Marcus looked up with a jerk, his throat seeming to constrict. “It’s true, then? They eat babies?”
The soldier frowned in thought. “I don’t know how true it is. A woman friend of my cousin’s had a neighbor whose little girl disappeared, and she claimed the Christians got her. But there are others who steal children for other reasons.” His eyes shifted to Quindarvis. “What do you know?”
He took a sip of his wine, and his mouth tightened distastefully though the vintage was excellent. “Only what everyone knows. They’re scum, mostly, Jews and dirt-poor Greeks that somebody’s managed to delude into thinking their morbid superstitions and filthy rites will render them immortal. They abhor the empire as ritually unclean; they’ll work to destroy both it and the city of Rome in the hopes of winning Jehovah’s approval. That was the reason behind the fires, you know.”
“You think they set the great fire, then?”
“I didn’t think there was any question,” retorted Quindarvis. “Why would Nero have done such a thing? He was the emperor. His cousin Caligula had had islands made in the deepest part of the sea, cities built on boats stretched across the Bay of Naples. Why would he have had to resort to a subterfuge like burning the city to get ground for his building projects? He could simply have ordered the land cleared. No—the Christians set the fires and threw the blame on him to discredit him, and they evidently found enough people sufficiently discontented with their lot to believe them.”
He glanced up irritably as Varus’ butler appeared in the garden, a Carthaginian Greek with smooth manners and in general an absolutely chilling demeanor. He looked haggard now, and more than a little frightened. Quindarvis listened to his murmured words and made an impatient gesture. “Send them away. I haven’t time to waste on a pack of good-for-nothing sponges who have nothing better to do man clutter up the prefect’s doorstep. Certainly Aurelia Pollia’

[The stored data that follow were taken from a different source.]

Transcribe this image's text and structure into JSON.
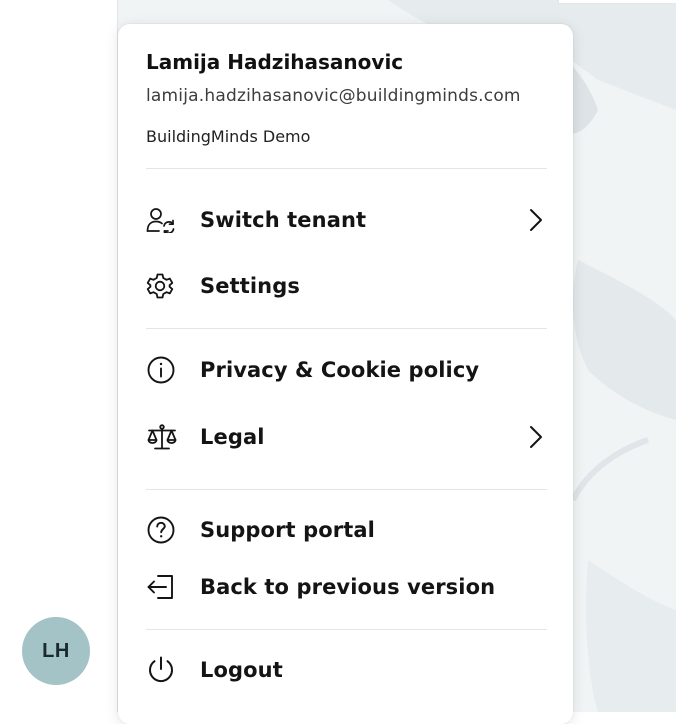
{
  "user": {
    "name": "Lamija Hadzihasanovic",
    "email": "lamija.hadzihasanovic@buildingminds.com",
    "tenant": "BuildingMinds Demo",
    "initials": "LH"
  },
  "menu": {
    "switch_tenant": {
      "label": "Switch tenant",
      "icon": "switch-tenant-icon"
    },
    "settings": {
      "label": "Settings",
      "icon": "gear-icon"
    },
    "privacy": {
      "label": "Privacy & Cookie policy",
      "icon": "info-icon"
    },
    "legal": {
      "label": "Legal",
      "icon": "scale-icon"
    },
    "support": {
      "label": "Support portal",
      "icon": "question-icon"
    },
    "back": {
      "label": "Back to previous version",
      "icon": "exit-arrow-icon"
    },
    "logout": {
      "label": "Logout",
      "icon": "power-icon"
    }
  },
  "colors": {
    "avatar_bg": "#a4c3c6",
    "divider": "#e3e5e6",
    "map_bg": "#f1f4f5"
  }
}
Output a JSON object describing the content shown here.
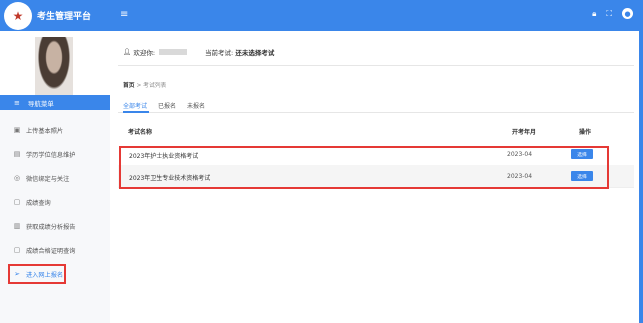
{
  "app": {
    "title": "考生管理平台"
  },
  "topbar": {
    "menu_icon": "hamburger-icon",
    "icons": [
      "lock-icon",
      "fullscreen-icon",
      "user-icon"
    ]
  },
  "sidebar": {
    "nav_header": "导航菜单",
    "items": [
      {
        "label": "上传基本照片",
        "icon": "image-icon"
      },
      {
        "label": "学历学位信息维护",
        "icon": "book-icon"
      },
      {
        "label": "微信绑定与关注",
        "icon": "wechat-icon"
      },
      {
        "label": "成绩查询",
        "icon": "file-icon"
      },
      {
        "label": "获取成绩分析报告",
        "icon": "report-icon"
      },
      {
        "label": "成绩合格证明查询",
        "icon": "certificate-icon"
      },
      {
        "label": "进入网上报名",
        "icon": "send-icon",
        "active": true
      }
    ]
  },
  "header": {
    "welcome_label": "欢迎你:",
    "current_exam_label": "当前考试:",
    "current_exam_value": "还未选择考试"
  },
  "breadcrumb": {
    "home": "首页",
    "separator": ">",
    "current": "考试列表"
  },
  "tabs": [
    "全部考试",
    "已报名",
    "未报名"
  ],
  "table": {
    "columns": [
      "考试名称",
      "开考年月",
      "操作"
    ],
    "rows": [
      {
        "name": "2023年护士执业资格考试",
        "date": "2023-04",
        "action": "选择"
      },
      {
        "name": "2023年卫生专业技术资格考试",
        "date": "2023-04",
        "action": "选择"
      }
    ]
  },
  "colors": {
    "primary": "#3a86ea",
    "highlight": "#e53935"
  }
}
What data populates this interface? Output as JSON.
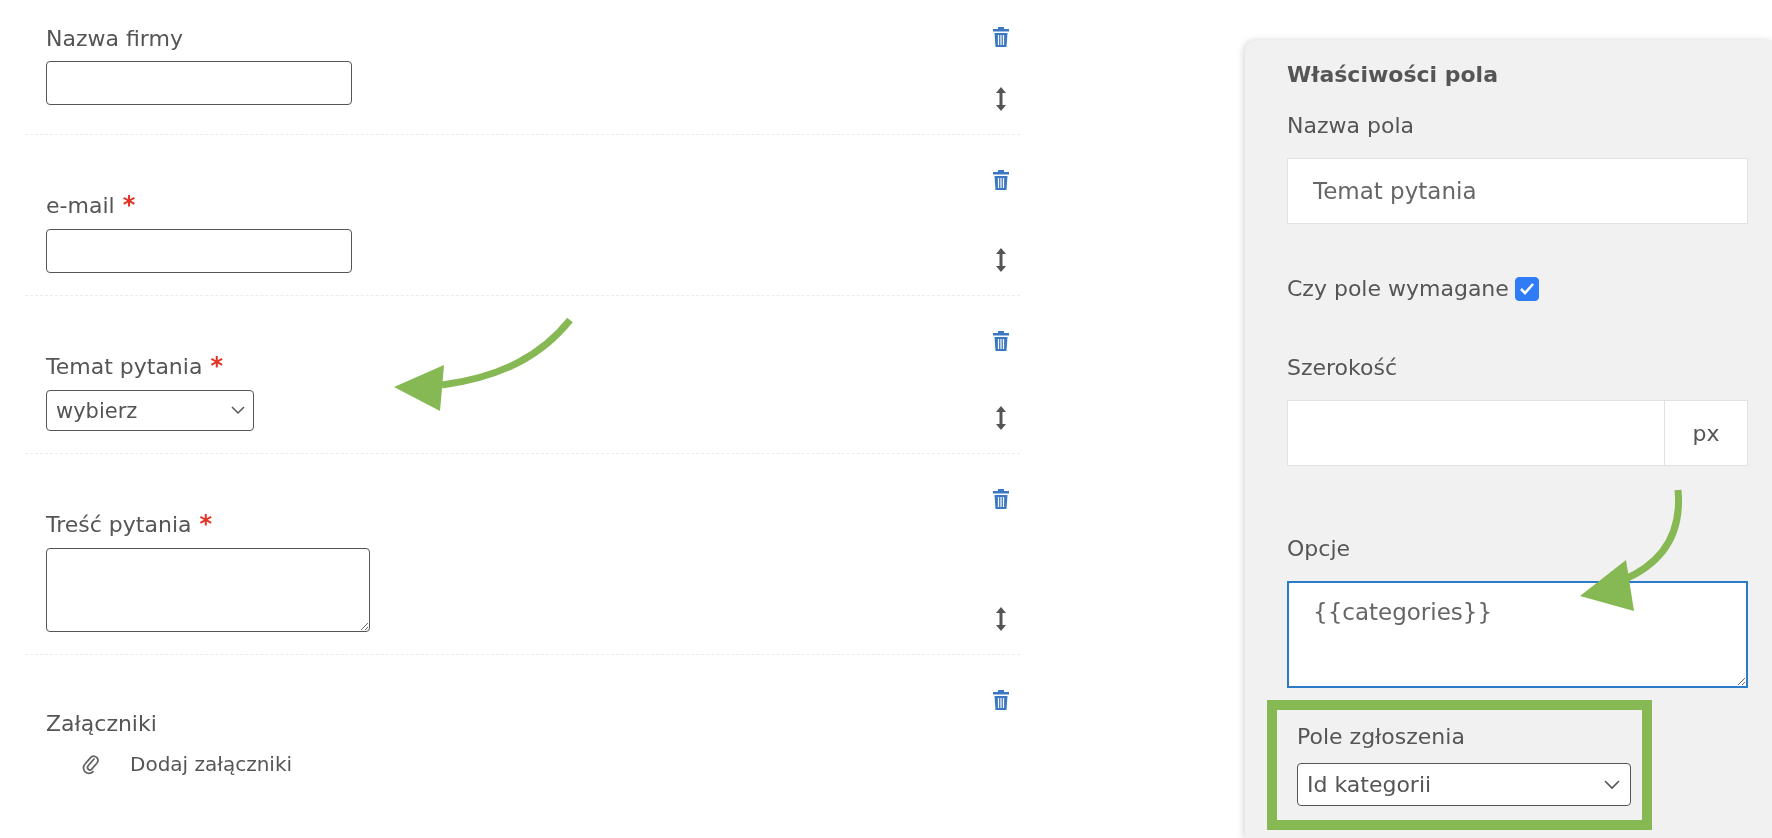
{
  "form_fields": [
    {
      "kind": "text",
      "label": "Nazwa firmy",
      "required": false
    },
    {
      "kind": "text",
      "label": "e-mail",
      "required": true
    },
    {
      "kind": "select",
      "label": "Temat pytania",
      "required": true,
      "value": "wybierz"
    },
    {
      "kind": "textarea",
      "label": "Treść pytania",
      "required": true
    },
    {
      "kind": "attachments",
      "label": "Załączniki",
      "required": false,
      "link": "Dodaj załączniki"
    }
  ],
  "required_mark": "*",
  "properties_panel": {
    "title": "Właściwości pola",
    "name_label": "Nazwa pola",
    "name_value": "Temat pytania",
    "required_label": "Czy pole wymagane",
    "required_checked": true,
    "width_label": "Szerokość",
    "width_unit": "px",
    "options_label": "Opcje",
    "options_value": "{{categories}}",
    "ticket_field_label": "Pole zgłoszenia",
    "ticket_field_value": "Id kategorii",
    "ticket_field_highlighted": true
  }
}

s in no fit case to see them. Damned clients,” he muttered, turning back as the butler bowed his way from the arbor. “What a price to pay for consequence! To support a bunch of second-rate sycophants who hang around your door hoping you’ll further their ambitions or at least invite them to dinner... ” He shook his head, like a bull goaded by flies.
“But the Christians!” cried Marcus, horrified that anyone could be so calm in the face of such hideous events.

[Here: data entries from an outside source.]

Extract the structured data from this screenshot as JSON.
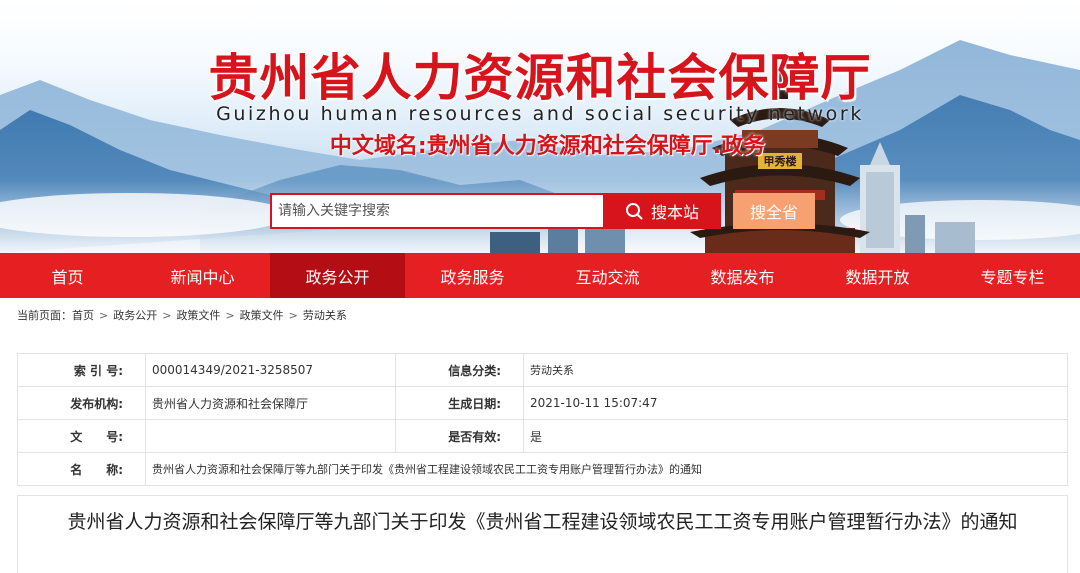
{
  "header": {
    "title": "贵州省人力资源和社会保障厅",
    "subtitle": "Guizhou human resources and social security network",
    "domain": "中文域名:贵州省人力资源和社会保障厅.政务",
    "search_placeholder": "请输入关键字搜索",
    "search_site_label": "搜本站",
    "search_all_label": "搜全省",
    "tower_plaque": "甲秀楼"
  },
  "nav": {
    "items": [
      {
        "label": "首页"
      },
      {
        "label": "新闻中心"
      },
      {
        "label": "政务公开"
      },
      {
        "label": "政务服务"
      },
      {
        "label": "互动交流"
      },
      {
        "label": "数据发布"
      },
      {
        "label": "数据开放"
      },
      {
        "label": "专题专栏"
      }
    ],
    "active_index": 2
  },
  "breadcrumb": {
    "prefix": "当前页面：",
    "items": [
      "首页",
      "政务公开",
      "政策文件",
      "政策文件",
      "劳动关系"
    ]
  },
  "info": {
    "index_label": "索 引 号:",
    "index_value": "000014349/2021-3258507",
    "category_label": "信息分类:",
    "category_value": "劳动关系",
    "publisher_label": "发布机构:",
    "publisher_value": "贵州省人力资源和社会保障厅",
    "date_label": "生成日期:",
    "date_value": "2021-10-11 15:07:47",
    "docno_label": "文　　号:",
    "docno_value": "",
    "valid_label": "是否有效:",
    "valid_value": "是",
    "name_label": "名　　称:",
    "name_value": "贵州省人力资源和社会保障厅等九部门关于印发《贵州省工程建设领域农民工工资专用账户管理暂行办法》的通知"
  },
  "article": {
    "title": "贵州省人力资源和社会保障厅等九部门关于印发《贵州省工程建设领域农民工工资专用账户管理暂行办法》的通知"
  },
  "colors": {
    "brand_red": "#e51f22",
    "active_red": "#b50d14",
    "accent_orange": "#f7a072"
  }
}
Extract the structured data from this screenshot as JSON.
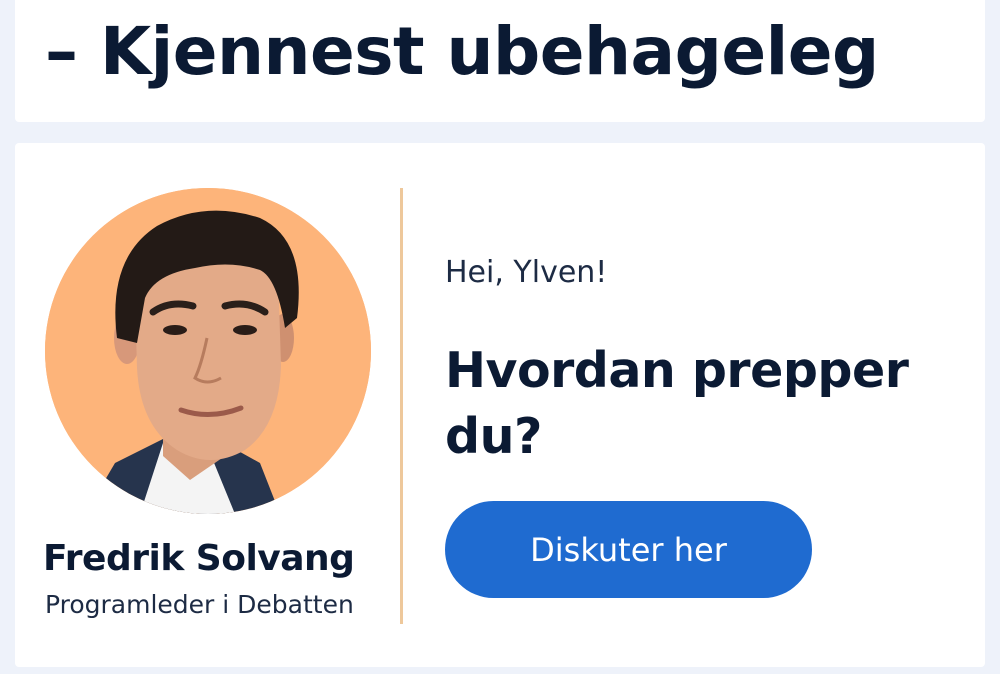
{
  "headline": {
    "title": "– Kjennest ubehageleg"
  },
  "debate_card": {
    "host": {
      "name": "Fredrik Solvang",
      "role": "Programleder i Debatten",
      "avatar_background": "#fdb47a"
    },
    "divider_color": "#eec89b",
    "greeting": "Hei, Ylven!",
    "question": "Hvordan prepper du?",
    "cta": {
      "label": "Diskuter her",
      "color": "#1f6bd0"
    }
  }
}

“Christians!” spat Quindarvis, his eyes smoldering with fury. “You ask me what I know about Christians, centurion. Unfortunately I know too much. I know that they hold everything in contempt that’s good and decent. They hold their women in common; I gather sexual abominations of various sorts are a regular part of their rites. Their rituals include the sacrifice of children—babies, usually, but I’ve heard of cases of boys and girls up to the age of seventeen or eighteen being killed, their flesh eaten and their blood drunk.”

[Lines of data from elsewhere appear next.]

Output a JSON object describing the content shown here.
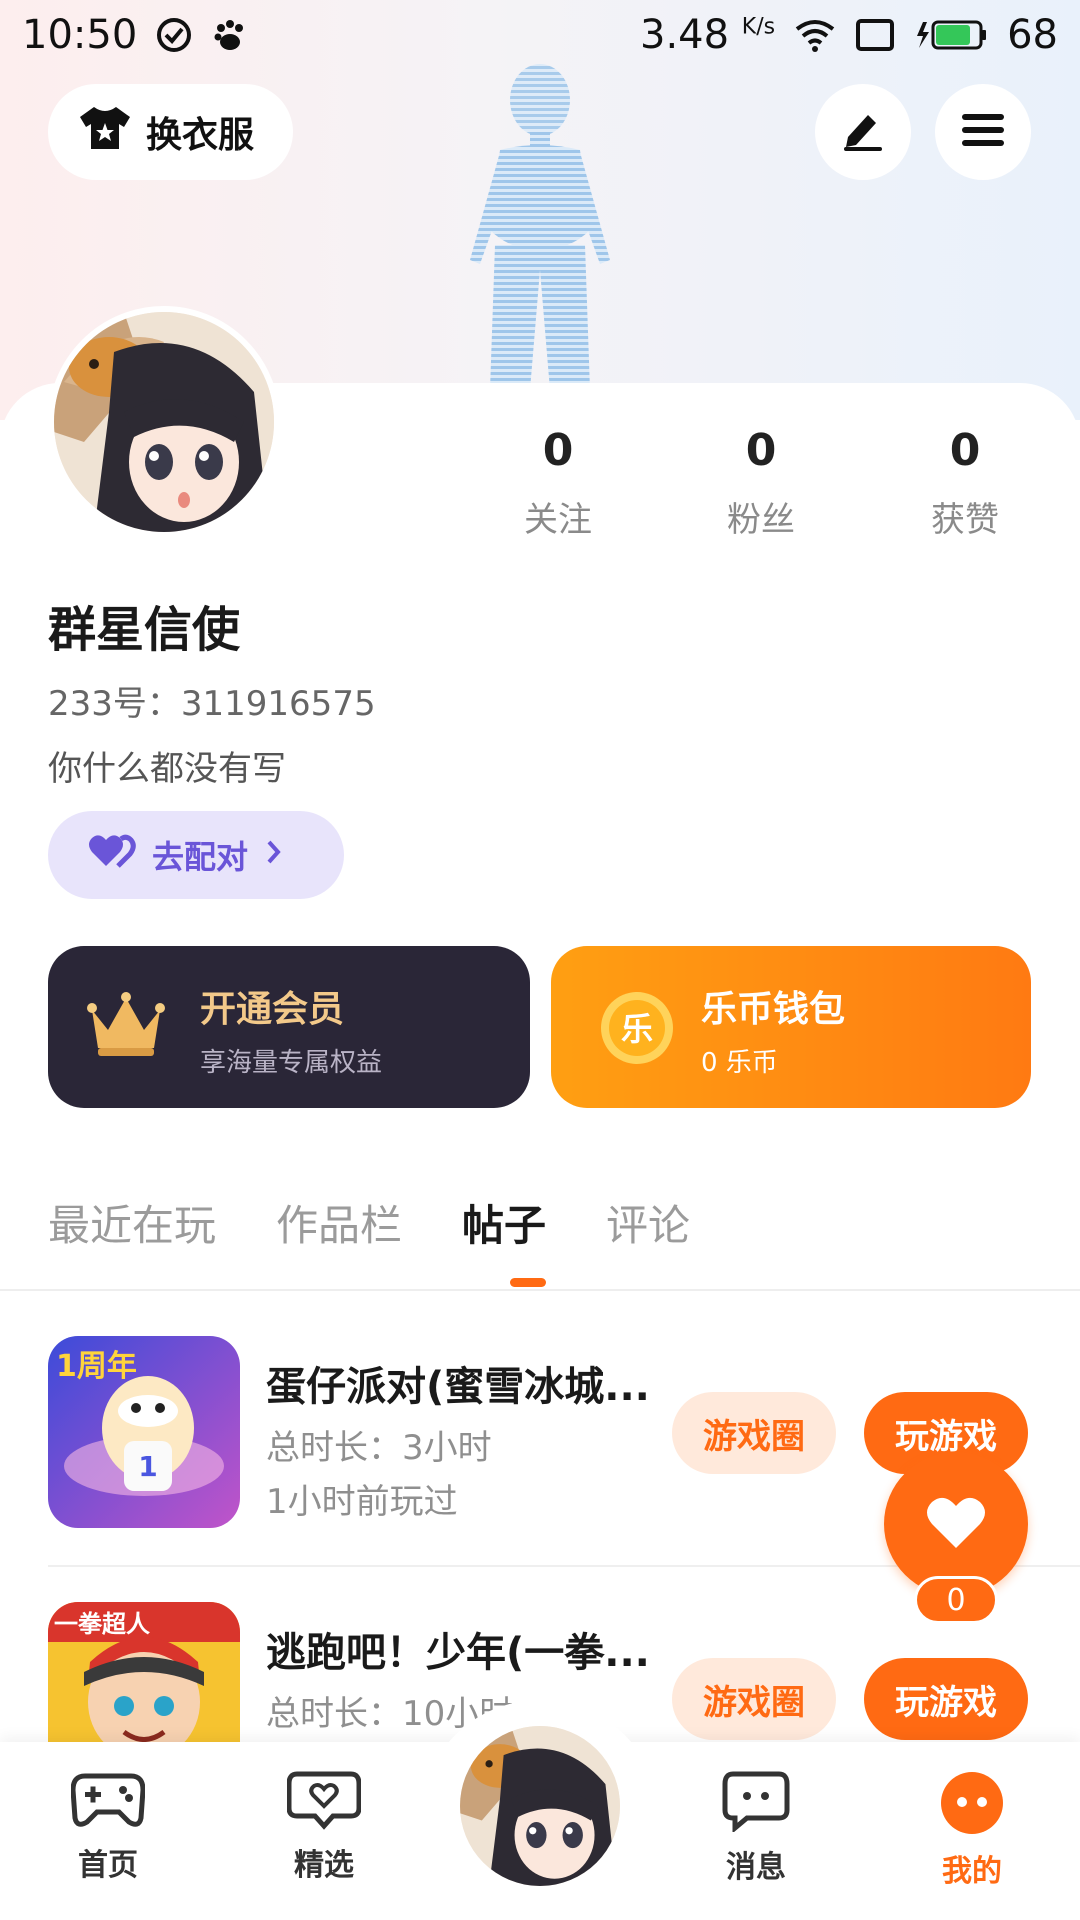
{
  "status_bar": {
    "time": "10:50",
    "speed": "3.48",
    "speed_unit": "K/s",
    "battery": "68"
  },
  "header": {
    "outfit_label": "换衣服",
    "edit_icon": "edit-pen-icon",
    "menu_icon": "menu-icon"
  },
  "profile": {
    "username": "群星信使",
    "uid": "233号：311916575",
    "bio": "你什么都没有写",
    "match_label": "去配对",
    "stats": [
      {
        "value": "0",
        "label": "关注"
      },
      {
        "value": "0",
        "label": "粉丝"
      },
      {
        "value": "0",
        "label": "获赞"
      }
    ]
  },
  "cards": {
    "vip_title": "开通会员",
    "vip_sub": "享海量专属权益",
    "coin_title": "乐币钱包",
    "coin_sub": "0 乐币",
    "coin_glyph": "乐"
  },
  "tabs": [
    "最近在玩",
    "作品栏",
    "帖子",
    "评论"
  ],
  "active_tab": "帖子",
  "games": [
    {
      "title": "蛋仔派对(蜜雪冰城...",
      "duration": "总时长：3小时",
      "last_played": "1小时前玩过",
      "circle_label": "游戏圈",
      "play_label": "玩游戏",
      "badge": "1周年"
    },
    {
      "title": "逃跑吧！少年(一拳...",
      "duration": "总时长：10小时",
      "circle_label": "游戏圈",
      "play_label": "玩游戏",
      "badge": "一拳超人"
    }
  ],
  "like_count": "0",
  "nav": [
    {
      "label": "首页",
      "icon": "gamepad-icon"
    },
    {
      "label": "精选",
      "icon": "heart-chat-icon"
    },
    {
      "label": "消息",
      "icon": "message-icon"
    },
    {
      "label": "我的",
      "icon": "profile-face-icon"
    }
  ],
  "colors": {
    "accent": "#ff6a13",
    "vip_bg": "#2a2637",
    "match_bg": "#e8e4fb"
  }
}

Marcus whispered, “No!” and the centurion looked thoughtful, folding his brown, broken-knuckled, soldier’s hands on the sun-dappled marble. He was a medium-size, sinewy man who reminded Marcus of something braided out of leather, relaxed within the weight of his chain-mail shirt, the transverse crest of his helmet brushing the curling tendrils of the vines above his head. Like an animal, thought Marcus, a cold-blooded and bony-faced outsider to whom this anguish is only another problem to be solved, another body to be found.
Marcus lowered his head to his hands, his eyes aching, his skull throbbing even with the diffuse green light beneath the grapevines. Quindarvis’ voice went on, “That isn’t the worst I’ve heard, either. I’m told the Christians raid tombs and eat the flesh of the corpses after burial. Maybe the emperor hasn’t been able to come up with confessions from them, but they’re murderers, centurion. Children mean no more to them than sacrificial doves.”